The first alternative to “drone” that gained official approval was “remotely piloted vehicle” (RPV). It emerged in 1970 in the title of a classified conference organized by the Rand Corp. and U.S. Air Force. An official Rand history says the term was chosen “to sweeten the bitterness of the idea” that pilots would be edged out of critical missions—and the same is true of the “remotely piloted aircraft” term used by the Air Force today. “RPV” burst into public view in the pages of both Aviation Week & Space Technology and Flight International in the summer of 1971 and enjoyed a brief vogue.
But it is neither necessary nor usually desirable for a UAS to be literally “remotely piloted,” and it may often be impossible. Aeromodellers pilot their aircraft by direct control inputs, sending radio commands to control-surface servos, and most early UAS were recovered in the same way. Both crash frequently. With the rising capability and falling cost of inertial reference sensors and automated systems for flight, navigation and vehicle management, UAS are increasingly autonomous with intermittent telecommanded modes.

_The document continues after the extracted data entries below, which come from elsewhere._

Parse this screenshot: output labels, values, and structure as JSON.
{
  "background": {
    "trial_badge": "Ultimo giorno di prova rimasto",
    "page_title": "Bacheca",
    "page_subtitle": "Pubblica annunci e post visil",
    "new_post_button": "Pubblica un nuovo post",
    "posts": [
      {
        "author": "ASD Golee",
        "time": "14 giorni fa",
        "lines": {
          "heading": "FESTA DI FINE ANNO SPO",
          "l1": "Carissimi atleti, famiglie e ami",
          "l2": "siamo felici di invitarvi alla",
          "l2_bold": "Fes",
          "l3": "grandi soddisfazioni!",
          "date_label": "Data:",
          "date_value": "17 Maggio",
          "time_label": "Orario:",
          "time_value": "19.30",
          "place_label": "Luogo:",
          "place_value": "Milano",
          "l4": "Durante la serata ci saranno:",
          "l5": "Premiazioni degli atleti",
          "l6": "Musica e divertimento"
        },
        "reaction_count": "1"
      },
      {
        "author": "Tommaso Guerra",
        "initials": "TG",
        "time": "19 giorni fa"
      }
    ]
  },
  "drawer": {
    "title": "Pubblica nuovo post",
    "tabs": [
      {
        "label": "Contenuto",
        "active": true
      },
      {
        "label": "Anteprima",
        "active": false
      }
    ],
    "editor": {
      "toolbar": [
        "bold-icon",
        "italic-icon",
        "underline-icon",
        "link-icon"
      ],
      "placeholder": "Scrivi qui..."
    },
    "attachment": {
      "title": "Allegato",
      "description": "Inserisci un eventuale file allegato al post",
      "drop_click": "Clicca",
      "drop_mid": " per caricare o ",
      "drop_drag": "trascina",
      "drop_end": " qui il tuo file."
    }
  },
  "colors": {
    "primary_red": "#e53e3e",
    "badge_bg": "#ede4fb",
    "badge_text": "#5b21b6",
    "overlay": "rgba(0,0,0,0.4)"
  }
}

“Unmanned air vehicle” appeared in Aviation Week & Space Technology in 1986 and ruled the roost into the 2000s, together with “UAS”—the latter is more comprehensive and embodies the fact that the system is much more than a vehicle. The term was complicated in the mid-1990s by the curious variant “Uninhabited Combat Air Vehicle,” which, once again, was intended to imply that the vehicle was not autonomous but did not have a human operator on board.